The knowledge gap underneath that perception gap is even wider. A National Parents Union survey found that only 16% of parents feel they have a detailed understanding of how AI works.2 A third reported knowing general information but not much detail. Another 41% said they know only a little. That distribution means roughly 84% of American parents are trying to guide their children through decisions about a technology they do not understand well.

The disconnect between concern and action makes this worse. A September 2024 Morning Consult survey of over 1,000 parents, commissioned by Samsung, found that 88% believe AI knowledge will be crucial to their child's future education and career.3 Yet 81% either did not believe or were unsure whether AI was even part of their child's current curriculum. Parents see the stakes clearly. They do not have the tools to act on that concern.

Why the Parent Gap Has Larger Consequences Than It Appears

Students encounter AI in school, where policies and teachers provide at least some structure.
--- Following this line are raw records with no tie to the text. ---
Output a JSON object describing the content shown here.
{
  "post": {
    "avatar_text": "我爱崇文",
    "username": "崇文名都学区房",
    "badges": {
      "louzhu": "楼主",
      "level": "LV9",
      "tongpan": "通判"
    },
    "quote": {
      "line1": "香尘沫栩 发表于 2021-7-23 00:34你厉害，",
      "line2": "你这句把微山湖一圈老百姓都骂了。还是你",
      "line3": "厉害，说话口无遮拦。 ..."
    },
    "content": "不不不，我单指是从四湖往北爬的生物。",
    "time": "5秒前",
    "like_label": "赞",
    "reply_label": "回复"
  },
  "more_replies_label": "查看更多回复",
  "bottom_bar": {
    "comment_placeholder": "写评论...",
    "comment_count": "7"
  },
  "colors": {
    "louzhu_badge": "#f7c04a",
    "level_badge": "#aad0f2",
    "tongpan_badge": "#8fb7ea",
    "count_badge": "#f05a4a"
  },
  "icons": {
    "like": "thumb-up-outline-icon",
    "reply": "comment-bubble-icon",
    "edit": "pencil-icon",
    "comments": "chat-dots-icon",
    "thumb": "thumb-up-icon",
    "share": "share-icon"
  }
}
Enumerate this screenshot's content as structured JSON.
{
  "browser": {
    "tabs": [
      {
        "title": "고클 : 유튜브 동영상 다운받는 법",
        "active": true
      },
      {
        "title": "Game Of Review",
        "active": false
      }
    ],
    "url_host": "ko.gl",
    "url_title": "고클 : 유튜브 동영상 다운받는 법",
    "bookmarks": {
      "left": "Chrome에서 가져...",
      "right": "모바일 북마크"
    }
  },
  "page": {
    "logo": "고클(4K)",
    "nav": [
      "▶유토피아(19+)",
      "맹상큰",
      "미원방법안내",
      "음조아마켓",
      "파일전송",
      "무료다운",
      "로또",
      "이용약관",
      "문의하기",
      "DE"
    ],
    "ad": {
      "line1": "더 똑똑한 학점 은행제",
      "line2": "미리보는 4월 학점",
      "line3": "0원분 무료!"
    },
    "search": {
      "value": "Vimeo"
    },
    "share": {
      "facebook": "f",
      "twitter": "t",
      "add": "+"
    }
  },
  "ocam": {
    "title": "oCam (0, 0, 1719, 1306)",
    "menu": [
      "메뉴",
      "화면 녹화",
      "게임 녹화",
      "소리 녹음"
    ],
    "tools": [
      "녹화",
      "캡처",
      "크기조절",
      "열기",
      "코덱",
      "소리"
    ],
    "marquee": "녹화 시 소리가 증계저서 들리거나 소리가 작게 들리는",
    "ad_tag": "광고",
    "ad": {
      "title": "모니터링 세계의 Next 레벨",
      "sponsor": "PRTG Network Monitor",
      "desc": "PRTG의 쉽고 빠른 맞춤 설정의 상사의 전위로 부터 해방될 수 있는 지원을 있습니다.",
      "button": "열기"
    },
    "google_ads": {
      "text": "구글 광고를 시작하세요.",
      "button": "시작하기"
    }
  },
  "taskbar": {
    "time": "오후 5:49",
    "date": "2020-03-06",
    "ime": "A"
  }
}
They also encounter it at home, on personal devices, through consumer apps that have nothing to do with their curriculum, and they encounter it in conversations with their parents.

A parent who understands what a large language model does can have a meaningful conversation with their child about when to trust its outputs and when to verify them independently. A parent who thinks of AI primarily as a cheating tool, or who does not know their child is using it at all, cannot. That conversation, or its absence, shapes how students develop their relationship with these tools over years, not just during the school day.

The CRPE survey at the University of Southern California found that views on AI's potential benefits in education split sharply by parental education level: 68% of college-educated parents agreed that AI use gives students a school and job advantage, compared to 35% of parents with a high school education only.4 That disparity is not primarily a technology access gap. It is a knowledge gap, and it tracks closely with which students are receiving meaningful guidance about AI at home and which are not.

What Schools Can Actually Do About This 

The Barna Group's 2024 survey of U.S. parents contains a finding that points toward a solution: while only 17% of parents are actively seeking out AI information on their own, 73% expressed at least some interest in educational resources or courses on how to understand AI.5 The demand is there. The supply of accessible, school-connected parent education on this topic is almost nonexistent.

This does not require a semester-long program. It requires the same commitment schools already apply to student AI training, directed at the adults who are managing those students outside school hours. A single well-designed parent workshop, a brief guide sent home alongside the district AI policy, or a short video explaining what the tools their children are using actually do. Any of these reaches a population that is both motivated and underserved.

The schools doing AI education well are building fluency across the whole community, not just inside the building. That means parents are part of the plan, not an afterthought to it.